Mas Barkin avalia que aquela experiência teve um impacto. "Acho que foi uma espécie de alerta para Merkel. Ela mudou seu tom em público ao falar sobre direitos humanos." Segundo ele, o início da crise financeira global acabou alterando ainda mais o equilíbrio entre valores e interesses.
"A economia da China se tornou uma muleta vital", frisa Barkin, afirmando que as empresas alemãs a transformaram em algo mais parecido com uma catapulta. As exportações da Alemanha para a China aumentaram mais de 70% em dois anos, de 2009 a 2011. E, à medida que a crise financeira se transformava em crise do euro, a China se tornou um investidor valioso em títulos da zona do euro.
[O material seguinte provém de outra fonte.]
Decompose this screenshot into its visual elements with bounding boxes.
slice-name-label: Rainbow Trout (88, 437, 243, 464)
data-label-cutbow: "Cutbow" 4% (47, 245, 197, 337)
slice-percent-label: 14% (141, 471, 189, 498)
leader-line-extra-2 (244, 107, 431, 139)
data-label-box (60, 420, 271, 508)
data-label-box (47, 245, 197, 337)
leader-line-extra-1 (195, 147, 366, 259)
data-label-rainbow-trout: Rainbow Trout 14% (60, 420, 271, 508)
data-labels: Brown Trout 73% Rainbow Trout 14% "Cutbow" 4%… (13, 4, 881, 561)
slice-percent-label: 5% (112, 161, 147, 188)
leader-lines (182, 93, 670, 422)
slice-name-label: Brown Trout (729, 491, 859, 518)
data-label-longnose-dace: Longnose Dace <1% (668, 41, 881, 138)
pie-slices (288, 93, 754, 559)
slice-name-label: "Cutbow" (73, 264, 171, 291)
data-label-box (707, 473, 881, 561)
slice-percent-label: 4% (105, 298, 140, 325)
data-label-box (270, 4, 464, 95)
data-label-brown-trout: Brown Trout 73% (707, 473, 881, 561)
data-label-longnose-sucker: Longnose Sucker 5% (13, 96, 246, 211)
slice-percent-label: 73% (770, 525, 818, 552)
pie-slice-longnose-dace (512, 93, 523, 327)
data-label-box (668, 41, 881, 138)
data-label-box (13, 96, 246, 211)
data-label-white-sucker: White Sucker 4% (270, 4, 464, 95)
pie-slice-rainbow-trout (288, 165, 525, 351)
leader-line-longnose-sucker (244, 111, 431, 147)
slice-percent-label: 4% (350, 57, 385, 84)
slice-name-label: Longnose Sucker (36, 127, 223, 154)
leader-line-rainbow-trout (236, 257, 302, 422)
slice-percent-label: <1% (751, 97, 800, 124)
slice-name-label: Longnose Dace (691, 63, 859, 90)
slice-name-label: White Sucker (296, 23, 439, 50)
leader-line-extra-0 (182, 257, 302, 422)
"Acho que isso influenciou a visão de Merkel sobre a China", acredita Barkin. "Ela ainda fala sobre a ajuda da China neste momento de crise existencial para a Europa."
Parceria estratégica
À medida que os laços econômicos cresciam, também crescia o engajamento político. As primeiras consultas intergovernamentais em grande escala entre a Alemanha e a China ocorreram em 2011, com o primeiro-ministro chinês, Wen Jiabao, vindo a Berlim com uma comitiva de ministros.
Wen sugeriu um acordo com vantagens para ambos os lados. "A China espera de todo coração tomar uma direção, com a Alemanha, onde os grandes países se respeitem para que possamos criar uma situação win-win", disse ele.
Para Barkin, a mensagem era clara: "Quando a China fala em respeito nas relações bilaterais, o que realmente significa é que não quer que outros países interfiram, como diz, nos assuntos internos."
O equilíbrio de poder no relacionamento estava mudando rapidamente a favor da China quando, em 2012, um novo líder ascendeu em Pequim. Xi Jinping iria moldar uma nova era, fortalecendo o autoritarismo.
Dependência dupla
Se o confronto entre os EUA e a China continuar, a Alemanha pode entrar numa posição insustentável: dependente dos EUA para sua segurança, dependente da China para sua prosperidade.
"Acho que está ficando cada vez mais difícil ficar em cima do muro", diz Barkin. "Haverá uma série de escolhas muito difíceis para países como a Alemanha."
É uma escolha que pode recair sobre o sucessor de Merkel – os mais prováveis são Armin Laschet, presidente recém-eleito da CDU de Merkel, ou Markus Söder, atualmente governador da Baviera. Nenhum dos dois parece que buscará uma mudança significativa na política em relação à China. Mas eles podem ser forçados a mudar de curso, seja por seus prováveis futuros parceiros de coalizão, os verdes, ou por realidades geopolíticas.
O otimismo da primeira viagem de Merkel à China em 2006 já se foi. Mas, segundo Barkin, foi a aliança com Pequim entre 2009 e 2011 que colocou a Alemanha em seu curso atual. "Acho que Merkel se agarrou ao que muitas pessoas agora veem como uma abordagem antiquada em relação à China."